Associated Press journalist John L. Mone was in line at the security checkpoint when the commotion ensued. He said that TSA agents found the item and raised the alarm at 4:35 a.m. As he and his wife were waiting to drop their bags into the X-ray machine and pass through the detector, he heard a TSA agent scream.
“Shut it down, shut it down, shut it down!”
Mone told reporters that the crowd was confused and looking around as they were quickly ushered out of the security checkpoint area by airport personnel.
The bomb squad arrived and evaluated the suspicious device. The inconvenienced passengers were then allowed to approach the checkpoint again once the squad determined it was harmless.
The early-morning episode created a backlog of nearly a thousand people destined to go through airport security. Bill Begley, who is the Houston Airport System spokesman, later said that several Southwest flights had been held up because of the episode.

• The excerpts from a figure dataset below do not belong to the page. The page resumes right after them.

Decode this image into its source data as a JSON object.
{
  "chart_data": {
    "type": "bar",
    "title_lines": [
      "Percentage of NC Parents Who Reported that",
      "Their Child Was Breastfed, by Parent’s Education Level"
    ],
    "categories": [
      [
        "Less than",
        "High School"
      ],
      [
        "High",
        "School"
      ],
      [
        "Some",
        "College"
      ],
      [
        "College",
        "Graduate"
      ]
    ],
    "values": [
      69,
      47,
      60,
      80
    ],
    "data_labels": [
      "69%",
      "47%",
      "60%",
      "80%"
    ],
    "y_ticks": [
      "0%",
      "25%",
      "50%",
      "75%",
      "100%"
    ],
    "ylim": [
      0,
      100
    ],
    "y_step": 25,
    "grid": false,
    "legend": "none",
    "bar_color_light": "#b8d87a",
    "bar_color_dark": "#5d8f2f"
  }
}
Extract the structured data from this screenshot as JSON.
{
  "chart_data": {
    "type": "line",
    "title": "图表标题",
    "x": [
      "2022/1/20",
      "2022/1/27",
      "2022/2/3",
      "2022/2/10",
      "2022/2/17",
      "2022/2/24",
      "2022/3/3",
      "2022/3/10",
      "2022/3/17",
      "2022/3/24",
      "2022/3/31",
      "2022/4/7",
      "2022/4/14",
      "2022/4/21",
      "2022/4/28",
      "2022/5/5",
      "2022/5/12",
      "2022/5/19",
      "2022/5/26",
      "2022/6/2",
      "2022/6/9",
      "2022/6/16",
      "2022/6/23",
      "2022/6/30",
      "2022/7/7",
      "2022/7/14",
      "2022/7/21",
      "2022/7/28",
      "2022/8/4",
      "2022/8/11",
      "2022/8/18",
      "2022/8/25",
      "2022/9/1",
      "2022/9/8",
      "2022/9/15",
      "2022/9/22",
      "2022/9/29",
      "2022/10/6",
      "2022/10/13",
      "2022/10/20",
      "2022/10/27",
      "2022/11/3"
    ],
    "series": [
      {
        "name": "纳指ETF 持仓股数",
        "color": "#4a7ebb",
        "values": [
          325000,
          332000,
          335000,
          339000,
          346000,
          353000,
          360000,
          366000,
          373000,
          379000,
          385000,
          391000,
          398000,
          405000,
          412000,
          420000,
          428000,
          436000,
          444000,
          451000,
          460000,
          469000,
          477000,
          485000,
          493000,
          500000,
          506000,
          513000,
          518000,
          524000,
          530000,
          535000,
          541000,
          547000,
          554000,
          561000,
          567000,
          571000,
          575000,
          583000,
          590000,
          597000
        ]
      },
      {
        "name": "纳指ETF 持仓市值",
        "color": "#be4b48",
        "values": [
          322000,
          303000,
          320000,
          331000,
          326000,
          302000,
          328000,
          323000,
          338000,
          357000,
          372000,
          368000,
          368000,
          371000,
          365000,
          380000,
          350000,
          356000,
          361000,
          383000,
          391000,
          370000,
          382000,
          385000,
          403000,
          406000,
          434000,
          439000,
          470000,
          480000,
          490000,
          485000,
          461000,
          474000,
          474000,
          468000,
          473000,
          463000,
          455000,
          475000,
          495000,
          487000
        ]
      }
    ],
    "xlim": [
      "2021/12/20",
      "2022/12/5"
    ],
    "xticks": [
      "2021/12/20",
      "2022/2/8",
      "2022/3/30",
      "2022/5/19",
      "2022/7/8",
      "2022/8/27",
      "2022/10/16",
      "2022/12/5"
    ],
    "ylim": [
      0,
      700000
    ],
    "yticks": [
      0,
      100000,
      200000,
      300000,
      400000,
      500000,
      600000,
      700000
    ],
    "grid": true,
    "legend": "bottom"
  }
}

Also, according to the website, FlightAware, once the security checkpoints were reopened, travelers could expect “delays of an hour or more for flights arriving and departing the airport.”
The extra precautions taken by William P. Hobby Airport echo a previous scare pertaining to an explosive when police detained a passenger a day earlier at Houston’s Bush Intercontinental Airport. The passenger, who appeared impatient, had made inappropriate comments about explosives in a bag, reports ABC13.
According to Time, Bill Begley said that because of the unidentified passenger’s comment, the decision was made to close the international terminal for nearly an hour while the bomb squad assessed the situation. No flights were delayed by that incident.
On the lighter side, social media users had a little bit of fun with the grenade debacle.
The Boy Scout that brought the fake grenade through security was probably as surprised as everybody else (except maybe his parents) when the incident happened. That being said, perhaps a note about objects that look like forbidden things on the “what can I bring” list causing potential problems might be added as an afterthought to the web page, especially when it comes to explosive devices.